Porsche recorta 500 empleos y abandona el coche eléctrico: la señal que nadie quiere ver
Porsche ha anunciado el recorte de
500 empleos en sus filiales de baterías y software, y un giro estratégico hacia la venta prioritaria de sus modelos de combustión de alto margen, como el Cayenne y el Macan. La noticia, confirmada por The Objective, confirma lo que muchos análisis venían señalando: el coche eléctrico de lujo no despega entre quienes realmente pueden pagarlo.
El cliente rico no quiere un Porsche a pilas
En los foros de debate económico se impone una conclusión: la gente con capacidad económica evita el coche eléctrico de gama alta. Mientras marcas generalistas avanzan en electrificación, Porsche, Ferrari y Lamborghini frenan sus planes. La lógica es de hierro: si el comprador de un Porsche valora el sonido, la mecánica y la exclusividad, un motor eléctrico y una batería no encajan en su escala de deseos. Un usuario señalaba que "los pobres acabarán en patinete o coche a pilas barato, mientras los ricos seguirán disfrutando del térmico". La regulación medioambiental, prevén, se aplicará con distinta severidad según el poder adquisitivo.

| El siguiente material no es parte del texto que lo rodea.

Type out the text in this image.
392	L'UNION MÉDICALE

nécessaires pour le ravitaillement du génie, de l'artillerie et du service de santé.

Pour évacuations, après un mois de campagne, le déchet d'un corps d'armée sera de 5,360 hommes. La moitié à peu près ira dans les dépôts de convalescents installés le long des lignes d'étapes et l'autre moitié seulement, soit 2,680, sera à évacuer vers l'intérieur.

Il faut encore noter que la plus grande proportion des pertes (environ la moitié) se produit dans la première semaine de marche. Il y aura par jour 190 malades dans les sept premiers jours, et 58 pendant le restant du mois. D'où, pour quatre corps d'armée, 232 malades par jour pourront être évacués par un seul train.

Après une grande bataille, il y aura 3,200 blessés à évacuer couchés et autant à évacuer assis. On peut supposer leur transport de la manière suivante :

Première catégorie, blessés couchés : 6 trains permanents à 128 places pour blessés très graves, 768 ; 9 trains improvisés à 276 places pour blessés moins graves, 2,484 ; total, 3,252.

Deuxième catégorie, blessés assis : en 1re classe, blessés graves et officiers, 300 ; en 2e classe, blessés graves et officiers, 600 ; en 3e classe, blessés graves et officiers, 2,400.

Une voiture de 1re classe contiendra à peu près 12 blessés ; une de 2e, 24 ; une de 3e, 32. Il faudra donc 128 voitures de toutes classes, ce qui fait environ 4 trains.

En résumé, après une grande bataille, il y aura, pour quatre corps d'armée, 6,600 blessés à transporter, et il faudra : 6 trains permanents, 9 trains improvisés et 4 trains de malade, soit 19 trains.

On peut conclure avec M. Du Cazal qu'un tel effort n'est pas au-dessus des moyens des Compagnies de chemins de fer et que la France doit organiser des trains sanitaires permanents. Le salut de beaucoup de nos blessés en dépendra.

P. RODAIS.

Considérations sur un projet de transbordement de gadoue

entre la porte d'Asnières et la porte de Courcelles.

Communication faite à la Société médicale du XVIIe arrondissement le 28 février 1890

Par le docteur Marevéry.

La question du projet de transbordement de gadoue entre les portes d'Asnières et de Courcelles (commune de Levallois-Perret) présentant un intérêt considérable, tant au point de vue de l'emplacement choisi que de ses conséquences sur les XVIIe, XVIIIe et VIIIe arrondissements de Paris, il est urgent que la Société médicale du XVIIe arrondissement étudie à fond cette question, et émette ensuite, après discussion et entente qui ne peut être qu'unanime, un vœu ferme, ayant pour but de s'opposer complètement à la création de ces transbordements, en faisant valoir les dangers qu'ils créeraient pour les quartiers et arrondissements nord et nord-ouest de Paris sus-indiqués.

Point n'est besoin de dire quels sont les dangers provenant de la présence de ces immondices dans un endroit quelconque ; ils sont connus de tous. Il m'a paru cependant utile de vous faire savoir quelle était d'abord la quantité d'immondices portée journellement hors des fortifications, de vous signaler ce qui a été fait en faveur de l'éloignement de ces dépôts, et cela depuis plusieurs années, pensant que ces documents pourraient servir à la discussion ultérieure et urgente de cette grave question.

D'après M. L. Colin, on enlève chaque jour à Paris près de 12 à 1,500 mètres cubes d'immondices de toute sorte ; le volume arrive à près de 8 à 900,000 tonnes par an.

La competencia china, la otra losa
Pero no todo es rechazo cultural. El argumento económico también pesa: un Porsche eléctrico, como el Cayenne anunciado por 112.000 euros, se enfrenta a modelos chinos que ofrecen prestaciones similares por la quinta parte. En las comparativas independientes, los eléctricos chinos "se follan" a los de Stuttgart, según la jerga de los analistas. Porsche lo sabe: prefiere centrarse en donde su marca sigue siendo intocable, los SUV de altos márgenes con motor térmico, antes que competir en un segmento donde el sobreprecio no se justifica.
El recorte de empleos no es un ajuste menor: afecta a las divisiones que debían apuntalar el futuro eléctrico de la marca. La decisión indica que la electrificación forzosa no es un camino de rosas ni siquiera para los fabricantes premium. La pregunta que queda en el aire es cuánto tiempo podrán mantener esta estrategia sin que Bruselas apriete las tuercas.